What to Do When You Get the Meeting

Let's say the introduction happened, and you've gotten through the door. A crucial detail: they are probably not going to sign you on the spot. What you're doing at this meeting is increasing the odds that they eventually do. There's a difference between showing up and talking about what you need versus showing up and explaining exactly why you're about to pop off.

The data piece matters a lot here. The music business runs on data today in a way it never used to. Every person you're trying to impress is looking at numbers. So come with something — a growth trend, a chart position, a streaming uptick, anything that demonstrates you understand the game and are tracking your own progress. It doesn't have to be massive numbers. It just has to show growth and demonstrate that you know how to read what's happening and explain it to someone else. The most important skill in getting doors open in this business — after having good music — is knowing how to tell people something about your music that gets them excited. If you're not sure how to do that, it's worth spending real time on it.

You also don't have to have some wild, unique story. You just have to know what makes you special and be able to communicate it in a way that creates some excitement. Even something that isn't inherently flashy can land well if you can sell it. If you make massive bangers and you know it, say that — clearly and confidently.

Following Up Is Where Most People Give Up

Here's the biggest mistake musicians make after a meeting: they don't get a contract, they assume they were rejected, and they fall off.

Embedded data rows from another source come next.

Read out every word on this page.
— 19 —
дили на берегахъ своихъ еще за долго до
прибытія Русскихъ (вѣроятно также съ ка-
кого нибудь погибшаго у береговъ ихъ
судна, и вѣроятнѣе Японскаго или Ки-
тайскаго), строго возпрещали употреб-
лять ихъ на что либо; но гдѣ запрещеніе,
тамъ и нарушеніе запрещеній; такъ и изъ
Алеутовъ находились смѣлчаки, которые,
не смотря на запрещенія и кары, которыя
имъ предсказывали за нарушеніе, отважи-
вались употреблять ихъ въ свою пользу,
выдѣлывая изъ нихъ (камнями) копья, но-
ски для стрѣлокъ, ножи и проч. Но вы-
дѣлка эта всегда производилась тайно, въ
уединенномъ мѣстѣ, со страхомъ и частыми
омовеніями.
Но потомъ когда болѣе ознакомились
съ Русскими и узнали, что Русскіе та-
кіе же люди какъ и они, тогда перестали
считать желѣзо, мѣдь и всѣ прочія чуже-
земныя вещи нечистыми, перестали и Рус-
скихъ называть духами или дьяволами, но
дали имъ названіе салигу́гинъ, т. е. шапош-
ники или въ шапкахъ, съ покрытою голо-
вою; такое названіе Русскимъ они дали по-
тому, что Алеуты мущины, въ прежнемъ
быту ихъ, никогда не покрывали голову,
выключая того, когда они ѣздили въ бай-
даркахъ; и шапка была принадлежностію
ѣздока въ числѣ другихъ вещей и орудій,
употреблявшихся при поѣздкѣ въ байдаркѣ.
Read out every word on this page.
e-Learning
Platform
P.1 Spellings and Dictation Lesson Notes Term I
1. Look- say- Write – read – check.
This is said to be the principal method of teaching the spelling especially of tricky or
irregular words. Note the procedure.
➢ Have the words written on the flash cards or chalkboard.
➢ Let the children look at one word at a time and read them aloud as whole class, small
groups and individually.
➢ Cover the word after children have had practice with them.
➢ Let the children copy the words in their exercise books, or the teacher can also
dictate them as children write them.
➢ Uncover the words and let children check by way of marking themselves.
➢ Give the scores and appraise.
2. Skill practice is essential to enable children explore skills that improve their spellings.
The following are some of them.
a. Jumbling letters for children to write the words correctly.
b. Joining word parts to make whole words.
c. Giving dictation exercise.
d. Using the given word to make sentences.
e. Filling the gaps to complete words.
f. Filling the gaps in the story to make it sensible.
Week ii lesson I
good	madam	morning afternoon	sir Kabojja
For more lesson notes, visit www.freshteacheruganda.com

This isn't rejection. This is the process. You have to show you're dedicated, because dedication is exactly what managers are looking for — especially in an era where people are just as happy to blow up as a fitness influencer or a YouTube personality. Music managers are in the music game specifically. They want to see that you are too, consistently and over time.

The move is to keep sending updates. Every time you hit a meaningful milestone — a new release, a playlist placement, a strong data point — send a personal email to every potential team member you've met. Not a blast, not a newsletter. Personal emails, every single time, to every relevant contact, until your team is full. That practice builds momentum and keeps you in people's minds in the right way.

Bartees Strange is one of the best real-world examples of this entire approach done right. We did a full episode about everything he did to get where he is — it's linked below and worth your time if you want to see this play out in practice.

The Short Version

Attracting a manager isn't a hack. There's no cold email script that unlocks this. The way it actually works is that you make consistent, smart moves, you get introduced through people already in the ecosystem, you sustain attention and build buzz among early adopters, and when you finally get the meeting, you show up with data and a clear sense of what makes you worth betting on. Then you follow up. And keep following up.

Do those things and the manager conversation becomes significantly easier — because you'll actually be worth having it.